October 13, 2010

honorable public represenatives or rascals?

The scene we saw in Karnataka assembly three days back and what we might see today are but two examples of what we can expect from our representatives in Union and State legislatures.

The rowdy behavior is perhaps one of their most pardonable acts of misconduct if you realise that the root cause of this all is inherent criminality and lust for money and power. Becoming MP and MLA gives them a good degree of protection against legal or administrative action, and becoming minister or chairman of a state corporation gives them the right to mint money by whatever way and give immunity against any action against them. See what is happening to Raja even after CAG has directly implicated him, with incontrovertible evidence, in 2G spectrum allocation? Whatever has happened to Lalu, Rabri, Mayawati and other bigwig politicians despite clear-cut cases of financial irregularities?

An analysis of the candidates for the first phase of elections in Bihar, to be held a week from now, shows that over one-third of them have one or more criminal cases pending against them. One-fifth of those accused are supposed to have committed heinous crimes. This, based on their own affidavits, and does not include (i) cases that were not registered because of fear and their connections with politicians and police, (ii) cases not reported by them, (iii) their indirect involvement in threats, extortion etc and running rackets and mafias for which no cases will be registered as they become norm rather than exception, and (iv) non-criminal law suits.

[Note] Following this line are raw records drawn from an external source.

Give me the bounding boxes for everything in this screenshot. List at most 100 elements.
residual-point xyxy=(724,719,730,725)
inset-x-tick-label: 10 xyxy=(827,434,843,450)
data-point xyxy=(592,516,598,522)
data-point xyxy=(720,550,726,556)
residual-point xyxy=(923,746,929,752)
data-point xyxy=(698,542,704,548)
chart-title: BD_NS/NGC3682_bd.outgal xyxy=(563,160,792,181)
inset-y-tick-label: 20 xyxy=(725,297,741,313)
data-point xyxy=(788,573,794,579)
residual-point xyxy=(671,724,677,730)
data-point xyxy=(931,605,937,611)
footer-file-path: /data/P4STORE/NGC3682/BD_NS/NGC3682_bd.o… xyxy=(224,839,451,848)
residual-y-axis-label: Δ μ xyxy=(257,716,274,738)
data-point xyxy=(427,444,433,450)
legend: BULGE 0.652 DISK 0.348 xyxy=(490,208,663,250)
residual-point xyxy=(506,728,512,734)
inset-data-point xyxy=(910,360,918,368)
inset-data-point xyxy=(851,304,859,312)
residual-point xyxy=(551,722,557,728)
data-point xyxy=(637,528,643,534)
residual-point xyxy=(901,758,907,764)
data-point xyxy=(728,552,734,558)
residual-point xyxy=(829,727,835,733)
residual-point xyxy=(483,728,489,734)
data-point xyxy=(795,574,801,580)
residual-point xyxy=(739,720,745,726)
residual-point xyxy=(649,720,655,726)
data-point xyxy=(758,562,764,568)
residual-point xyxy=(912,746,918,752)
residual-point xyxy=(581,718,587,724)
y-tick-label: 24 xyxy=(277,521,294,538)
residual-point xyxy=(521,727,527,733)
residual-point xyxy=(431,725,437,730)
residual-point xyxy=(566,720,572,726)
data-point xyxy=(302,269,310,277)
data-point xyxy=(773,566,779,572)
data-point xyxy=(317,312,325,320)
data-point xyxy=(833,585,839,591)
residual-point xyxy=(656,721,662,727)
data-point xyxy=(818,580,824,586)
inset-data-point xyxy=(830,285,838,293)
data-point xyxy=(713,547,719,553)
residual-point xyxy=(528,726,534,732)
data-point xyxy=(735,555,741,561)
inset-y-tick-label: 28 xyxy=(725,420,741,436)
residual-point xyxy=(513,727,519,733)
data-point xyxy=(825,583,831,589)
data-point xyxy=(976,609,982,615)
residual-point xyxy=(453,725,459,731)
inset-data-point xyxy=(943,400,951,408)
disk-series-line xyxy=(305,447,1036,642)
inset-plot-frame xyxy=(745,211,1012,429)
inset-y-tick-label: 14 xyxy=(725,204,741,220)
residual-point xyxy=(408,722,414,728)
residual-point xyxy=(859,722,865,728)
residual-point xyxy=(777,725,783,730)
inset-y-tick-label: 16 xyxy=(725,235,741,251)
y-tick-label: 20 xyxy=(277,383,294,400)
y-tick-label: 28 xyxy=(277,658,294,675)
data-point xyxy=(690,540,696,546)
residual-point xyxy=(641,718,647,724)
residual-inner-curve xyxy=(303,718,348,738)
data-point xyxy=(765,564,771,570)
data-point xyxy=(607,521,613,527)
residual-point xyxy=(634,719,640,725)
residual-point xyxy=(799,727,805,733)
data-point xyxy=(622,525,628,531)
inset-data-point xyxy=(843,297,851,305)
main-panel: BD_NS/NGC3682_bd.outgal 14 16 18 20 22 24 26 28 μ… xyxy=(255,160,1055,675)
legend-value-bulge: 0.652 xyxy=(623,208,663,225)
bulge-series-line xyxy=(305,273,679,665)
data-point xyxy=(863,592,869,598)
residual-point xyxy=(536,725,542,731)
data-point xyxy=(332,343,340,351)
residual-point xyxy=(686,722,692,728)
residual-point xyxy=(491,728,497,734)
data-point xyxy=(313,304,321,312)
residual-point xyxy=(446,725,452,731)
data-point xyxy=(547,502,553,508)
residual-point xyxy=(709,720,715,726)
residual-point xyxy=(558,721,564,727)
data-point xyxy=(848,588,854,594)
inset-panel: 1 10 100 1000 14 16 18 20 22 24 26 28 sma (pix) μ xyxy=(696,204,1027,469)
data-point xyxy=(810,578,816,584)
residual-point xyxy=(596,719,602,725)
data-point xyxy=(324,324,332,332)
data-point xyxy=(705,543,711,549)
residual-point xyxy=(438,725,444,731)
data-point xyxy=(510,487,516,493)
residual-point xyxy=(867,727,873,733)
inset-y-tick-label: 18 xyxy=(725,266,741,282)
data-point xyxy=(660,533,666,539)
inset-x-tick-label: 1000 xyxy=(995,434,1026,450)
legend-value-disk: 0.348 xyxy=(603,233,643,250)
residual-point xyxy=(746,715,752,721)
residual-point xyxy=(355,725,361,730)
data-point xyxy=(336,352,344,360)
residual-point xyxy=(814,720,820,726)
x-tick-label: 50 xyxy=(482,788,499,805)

Coming back to Karnataka, the battle is for getting power – if not allowed by own party, then by joining forces with others. And power, not for doing public good that the present government is failing to do, but to make enormous money – mostly by illegal means. The illegitimate interest is much higher than the political ambitions that could be called legitimate in a democracy. When such are the considerations for joining politics and when such delinquents become our representatives in seats of law-making, power and governance, Karnataka like power-politics will be played again and again, and with severe fallout for democracy.

For now, the Centre has done to ignore Governor's call for President's Rule in the state.